Usage-based phonology and simulations as means to investigate unintuitive voicing behavior

Jagoda Bruni, Daniel Duran, Grzegorz Dogil


According to studies conducted by Coetzee & Pretorius (2010) and Rothenberg (1968), languages from the Sotho-Tswana group of Bantu languages demonstrate unintuitive voicing behavior in devoicing of post-nasal voiced plosives (/mb/→[mp]) – unintuitive in that greater articulatory effort is required to terminate voicing than to maintain it (Westbury & Keating, 1986).
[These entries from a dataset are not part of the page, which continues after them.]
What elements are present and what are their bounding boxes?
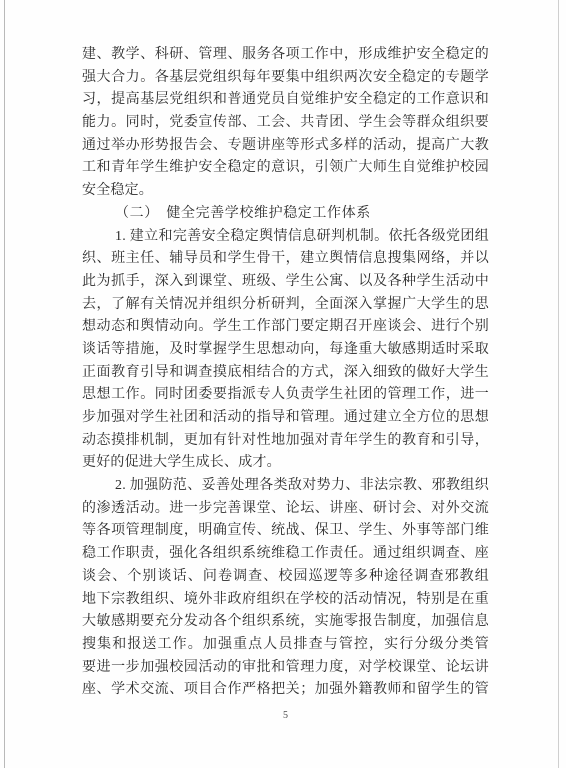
text-line: 1. 建立和完善安全稳定舆情信息研判机制。依托各级党团组 [82,226,489,249]
left-page-edge-line [4,0,5,768]
text-line: 正面教育引导和调查摸底相结合的方式，深入细致的做好大学生 [82,362,489,385]
text-line: 能力。同时，党委宣传部、工会、共青团、学生会等群众组织要 [82,112,489,135]
text-line: 稳工作职责，强化各组织系统维稳工作责任。通过组织调查、座 [82,543,489,566]
text-line: 地下宗教组织、境外非政府组织在学校的活动情况，特别是在重 [82,589,489,612]
text-line: 的渗透活动。进一步完善课堂、论坛、讲座、研讨会、对外交流 [82,498,489,521]
text-line: 强大合力。各基层党组织每年要集中组织两次安全稳定的专题学 [82,67,489,90]
text-line: 去，了解有关情况并组织分析研判，全面深入掌握广大学生的思 [82,294,489,317]
text-line: 工和青年学生维护安全稳定的意识，引领广大师生自觉维护校园 [82,157,489,180]
text-line: 更好的促进大学生成长、成才。 [82,452,489,475]
text-line: 习，提高基层党组织和普通党员自觉维护安全稳定的工作意识和 [82,89,489,112]
text-line: 等各项管理制度，明确宣传、统战、保卫、学生、外事等部门维 [82,520,489,543]
text-line: 谈话等措施，及时掌握学生思想动向，每逢重大敏感期适时采取 [82,339,489,362]
text-line: 要进一步加强校园活动的审批和管理力度，对学校课堂、论坛讲 [82,657,489,680]
page-number: 5 [82,710,489,721]
text-line: 搜集和报送工作。加强重点人员排查与管控，实行分级分类管理； [82,634,489,657]
text-line: 想动态和舆情动向。学生工作部门要定期召开座谈会、进行个别 [82,316,489,339]
text-line: 此为抓手，深入到课堂、班级、学生公寓、以及各种学生活动中 [82,271,489,294]
text-line: 2. 加强防范、妥善处理各类敌对势力、非法宗教、邪教组织 [82,475,489,498]
text-line: 动态摸排机制，更加有针对性地加强对青年学生的教育和引导， [82,430,489,453]
text-line: 思想工作。同时团委要指派专人负责学生社团的管理工作，进一 [82,384,489,407]
text-line: 步加强对学生社团和活动的指导和管理。通过建立全方位的思想 [82,407,489,430]
text-line: 座、学术交流、项目合作严格把关；加强外籍教师和留学生的管 [82,679,489,702]
text-line: 建、教学、科研、管理、服务各项工作中，形成维护安全稳定的 [82,44,489,67]
text-line: 通过举办形势报告会、专题讲座等形式多样的活动，提高广大教 [82,135,489,158]
page-body: 建、教学、科研、管理、服务各项工作中，形成维护安全稳定的强大合力。各基层党组织每… [82,44,489,702]
right-page-edge-line [558,0,559,768]
text-line: 谈会、个别谈话、问卷调查、校园巡逻等多种途径调查邪教组织、 [82,566,489,589]
text-line: 大敏感期要充分发动各个组织系统，实施零报告制度，加强信息 [82,611,489,634]
section-heading: （二） 健全完善学校维护稳定工作体系 [82,203,489,226]
text-line: 安全稳定。 [82,180,489,203]
text-line: 织、班主任、辅导员和学生骨干，建立舆情信息搜集网络，并以 [82,248,489,271]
Nasals preceding stop consonants are said to have appeared in Bantu languages in order to facilitate production of voicing during the stop segment and were lost later during language evolutionary changes in languages like Swahili, Sotho or Duala (Meinhof, 1932). Current studies on Tswana and Shekgalagari (Coetzee & Pretorius, 2 010; Hyman, 2001; Solé et al., 2010), however, demonstrate that nasal segments remained in those languages – surprisingly not only before voiced stops but also before voiceless ones.

We present an attempt at using computational simulations on voicing behavior of Tswana post-nasal stops. Previous approaches to phonological simulations (e.g. Boersma & Hamann, 2008) put a strong emphasis on the functional bias and its role in language change. We base our investigations on the assumption that the role of social biases might play even a higher role in the formation and change of phonologically and phonetically driven sociolinguistic processes (Nettle, 1999; Coetzee & Pretorius, 2010).